I wanted to take the time to share part of my journey so far. Today I’m talking about body image, how it has played a role in my life and the slow process of learning to love myself.
For as long as I can remember, I’ve struggled with body image, disordered eating and some mental illness that have all stuck with me in some way to form some pretty unhappy thoughts about my body. I’ve been diagnosed with type two diabetes and PCOS within months of each other. It’s been a rough road.
Most recently, I was seeing a new OBGYN to try and get some long term treatment for the severe endometriosis I am battling and advice on things I can continue to do dealing with PCOS and the issues I’m facing with it. It has been so bad in the last year and has sent me to the ER several times and left me with no help from a few medical professionals.
When I walked into the appointment, I was hopeful. My mom was with me for support and I left shaking – angry, upset and hurt. It started a downward spiral. The doctor I saw that morning flat out told me that I was fat, and she would do nothing to help me other than throw pills at me. She made it very clear she had no interest in helping me at all.
A few weeks later, I flew into Tennessee to visit my girlfriend and one afternoon while we are shopping I had a complete breakdown because I was so uncomfortable, but the outfits I loved just didn’t FEEL right. I went on and on about how this doctor had treated me, how it triggered a lot of horrible thoughts, had started a pattern of disordered eating.
I’m going to be completely honest – that entire situation with the doctor and what unfolded in the weeks following was probably one of the hardest things I’ve had to deal with. I was so unsure about my body, myself. I felt like a small, scared child unsure of what to do and the doctors words and treatment of me left me scarred and struggling.
For a while, I blocked it out. I was numb. I was upset. I was shocked. I was already uncomfortable in my own body. What that appointment left me with was a lot of hurt that surfaced again. I really struggled but I didn’t open up to people about the situation. I felt judged and looked down on enough with that single appointment.
When it all came floating to the surface, I had no choice but to face what happened. I had gone from someone who was constantly on the go, biking at least 20 miles a week for years to someone who had been in the ER several times in a year because of how severe the endometriosis had gotten.
Over the last year, I’ve become more comfortable in speaking out about my health. I’ve realized that by speaking out, I can help others. I can tell people how my life has changed. It’s also made me realize something huge. Something that within just a few days, has changed a lot of things for me.
My body is strong. It’s carried me this far already. It’s carried me through diagnosis after diagnosis. It’s carried me through some hard times growing up. It’s carried me even on the bad days where I can’t get out of bed.
I’ve started eating better. I’m doing some biking and walking. I’m not stepping onto that scale because it will only bring me back to where I was after the appointment. I’ve noticed small changes, small ones, but they are there.

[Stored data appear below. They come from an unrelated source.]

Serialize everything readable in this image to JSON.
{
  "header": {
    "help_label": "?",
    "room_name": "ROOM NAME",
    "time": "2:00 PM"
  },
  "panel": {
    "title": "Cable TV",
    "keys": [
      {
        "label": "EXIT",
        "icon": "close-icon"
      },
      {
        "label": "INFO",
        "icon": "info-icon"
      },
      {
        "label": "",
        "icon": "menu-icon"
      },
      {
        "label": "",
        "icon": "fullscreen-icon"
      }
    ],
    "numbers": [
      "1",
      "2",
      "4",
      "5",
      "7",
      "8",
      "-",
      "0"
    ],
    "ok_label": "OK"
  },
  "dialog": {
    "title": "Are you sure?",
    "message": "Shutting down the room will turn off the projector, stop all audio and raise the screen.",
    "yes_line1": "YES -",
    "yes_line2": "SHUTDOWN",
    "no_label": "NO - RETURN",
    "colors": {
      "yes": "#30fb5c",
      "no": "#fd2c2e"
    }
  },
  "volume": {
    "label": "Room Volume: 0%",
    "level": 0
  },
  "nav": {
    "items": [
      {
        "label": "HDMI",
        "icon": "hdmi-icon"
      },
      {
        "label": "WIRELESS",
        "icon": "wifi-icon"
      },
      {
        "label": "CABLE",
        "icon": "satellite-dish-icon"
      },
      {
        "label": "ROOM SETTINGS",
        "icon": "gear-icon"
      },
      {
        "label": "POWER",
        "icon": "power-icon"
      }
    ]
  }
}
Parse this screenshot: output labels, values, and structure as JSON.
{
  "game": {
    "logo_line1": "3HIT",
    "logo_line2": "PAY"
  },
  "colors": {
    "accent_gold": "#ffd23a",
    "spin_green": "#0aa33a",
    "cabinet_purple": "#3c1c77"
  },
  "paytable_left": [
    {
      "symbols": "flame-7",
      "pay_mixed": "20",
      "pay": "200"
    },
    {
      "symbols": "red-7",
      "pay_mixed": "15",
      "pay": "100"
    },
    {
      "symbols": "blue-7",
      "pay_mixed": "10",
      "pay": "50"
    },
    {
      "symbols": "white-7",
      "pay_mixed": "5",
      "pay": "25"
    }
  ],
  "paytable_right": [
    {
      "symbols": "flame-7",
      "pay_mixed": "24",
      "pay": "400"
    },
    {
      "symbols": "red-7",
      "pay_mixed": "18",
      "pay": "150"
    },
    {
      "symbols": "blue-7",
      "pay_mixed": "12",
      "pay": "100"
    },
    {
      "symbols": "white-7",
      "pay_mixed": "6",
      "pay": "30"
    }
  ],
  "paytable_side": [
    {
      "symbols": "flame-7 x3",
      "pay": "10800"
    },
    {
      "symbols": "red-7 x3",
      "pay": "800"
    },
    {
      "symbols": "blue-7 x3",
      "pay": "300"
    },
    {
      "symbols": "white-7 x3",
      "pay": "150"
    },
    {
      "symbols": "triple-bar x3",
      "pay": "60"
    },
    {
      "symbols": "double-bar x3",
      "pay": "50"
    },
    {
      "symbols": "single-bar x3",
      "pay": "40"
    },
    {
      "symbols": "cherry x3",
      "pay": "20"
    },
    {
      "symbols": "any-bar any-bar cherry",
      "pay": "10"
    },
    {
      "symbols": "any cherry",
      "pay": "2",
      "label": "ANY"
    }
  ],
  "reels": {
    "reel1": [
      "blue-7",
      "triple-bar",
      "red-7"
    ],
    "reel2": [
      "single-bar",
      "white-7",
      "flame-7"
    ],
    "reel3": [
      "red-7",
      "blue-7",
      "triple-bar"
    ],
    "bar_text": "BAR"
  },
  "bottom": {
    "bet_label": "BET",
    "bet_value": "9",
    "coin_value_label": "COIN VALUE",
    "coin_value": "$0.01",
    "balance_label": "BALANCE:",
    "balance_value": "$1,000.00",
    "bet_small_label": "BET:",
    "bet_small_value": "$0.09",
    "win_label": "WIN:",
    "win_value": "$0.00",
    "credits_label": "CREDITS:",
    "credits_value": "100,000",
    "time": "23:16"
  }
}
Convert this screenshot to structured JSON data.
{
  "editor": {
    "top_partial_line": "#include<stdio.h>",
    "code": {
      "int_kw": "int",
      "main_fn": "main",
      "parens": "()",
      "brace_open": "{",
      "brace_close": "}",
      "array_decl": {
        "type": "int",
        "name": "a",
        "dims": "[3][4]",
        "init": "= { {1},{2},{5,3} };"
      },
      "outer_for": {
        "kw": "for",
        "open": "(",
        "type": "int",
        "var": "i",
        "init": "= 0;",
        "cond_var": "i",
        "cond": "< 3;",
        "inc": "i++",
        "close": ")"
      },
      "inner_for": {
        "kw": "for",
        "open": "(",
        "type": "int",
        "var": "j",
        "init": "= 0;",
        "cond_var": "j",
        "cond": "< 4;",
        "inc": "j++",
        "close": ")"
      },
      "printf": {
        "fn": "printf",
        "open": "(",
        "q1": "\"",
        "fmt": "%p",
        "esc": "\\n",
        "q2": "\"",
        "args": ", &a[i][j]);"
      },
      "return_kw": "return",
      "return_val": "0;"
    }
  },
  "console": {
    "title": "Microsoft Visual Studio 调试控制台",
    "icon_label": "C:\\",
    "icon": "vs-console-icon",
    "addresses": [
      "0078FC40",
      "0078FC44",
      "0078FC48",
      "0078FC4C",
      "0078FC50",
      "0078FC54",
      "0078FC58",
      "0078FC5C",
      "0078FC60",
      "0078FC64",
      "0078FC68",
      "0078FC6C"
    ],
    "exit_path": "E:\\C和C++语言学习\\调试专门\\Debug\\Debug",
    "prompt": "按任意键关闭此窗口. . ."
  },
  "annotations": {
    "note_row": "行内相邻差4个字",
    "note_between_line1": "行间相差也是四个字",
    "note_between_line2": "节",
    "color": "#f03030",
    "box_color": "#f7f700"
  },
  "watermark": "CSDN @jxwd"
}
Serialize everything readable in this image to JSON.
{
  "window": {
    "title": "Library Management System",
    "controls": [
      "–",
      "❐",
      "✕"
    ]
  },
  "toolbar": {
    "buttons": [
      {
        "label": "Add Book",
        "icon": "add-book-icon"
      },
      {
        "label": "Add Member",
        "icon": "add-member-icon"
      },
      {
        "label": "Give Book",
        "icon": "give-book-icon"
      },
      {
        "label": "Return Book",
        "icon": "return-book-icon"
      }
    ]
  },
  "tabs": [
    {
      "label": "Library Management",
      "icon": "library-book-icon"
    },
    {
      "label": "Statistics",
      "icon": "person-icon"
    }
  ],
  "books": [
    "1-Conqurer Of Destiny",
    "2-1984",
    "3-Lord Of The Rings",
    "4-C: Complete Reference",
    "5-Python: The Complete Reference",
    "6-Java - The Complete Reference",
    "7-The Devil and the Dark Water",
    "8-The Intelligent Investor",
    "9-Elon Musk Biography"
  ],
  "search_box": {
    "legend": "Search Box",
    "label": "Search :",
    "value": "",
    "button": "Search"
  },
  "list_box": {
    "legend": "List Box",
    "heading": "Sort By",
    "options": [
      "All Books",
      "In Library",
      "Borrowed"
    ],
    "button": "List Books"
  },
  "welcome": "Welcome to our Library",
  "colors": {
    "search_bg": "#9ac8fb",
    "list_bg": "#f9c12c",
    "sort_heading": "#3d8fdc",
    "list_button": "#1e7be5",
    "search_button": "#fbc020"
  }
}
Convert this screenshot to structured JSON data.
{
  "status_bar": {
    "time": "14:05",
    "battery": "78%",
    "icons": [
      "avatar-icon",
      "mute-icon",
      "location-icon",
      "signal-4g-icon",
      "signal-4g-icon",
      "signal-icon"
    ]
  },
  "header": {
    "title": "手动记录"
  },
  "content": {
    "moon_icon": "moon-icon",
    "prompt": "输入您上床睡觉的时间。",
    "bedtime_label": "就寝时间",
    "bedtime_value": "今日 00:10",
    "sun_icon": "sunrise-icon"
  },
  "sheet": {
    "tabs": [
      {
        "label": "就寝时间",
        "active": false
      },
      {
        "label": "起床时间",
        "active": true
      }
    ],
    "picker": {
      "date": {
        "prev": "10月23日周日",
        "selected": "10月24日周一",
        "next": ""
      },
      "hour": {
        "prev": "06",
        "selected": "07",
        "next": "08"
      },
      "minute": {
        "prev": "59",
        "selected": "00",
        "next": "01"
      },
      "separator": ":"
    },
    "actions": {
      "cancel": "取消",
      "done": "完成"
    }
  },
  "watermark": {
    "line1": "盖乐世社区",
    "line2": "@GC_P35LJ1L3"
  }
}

I’m able to wear some of the pants I wasn’t able to wear a couple months ago, my shirts are feeling more comfortable. On the good days, I have more energy. I’m happier. I’m not looking at my body and thinking how much I hate this part or that part. I’m feeling more comfortable, and that is an amazing change for me.
I’m strong. I’m stronger than I realize and I have to thank my body for that. I have to take care of it. It’s carried me through a lot over the past year and I am thankful for that. It can carry me on the worst days.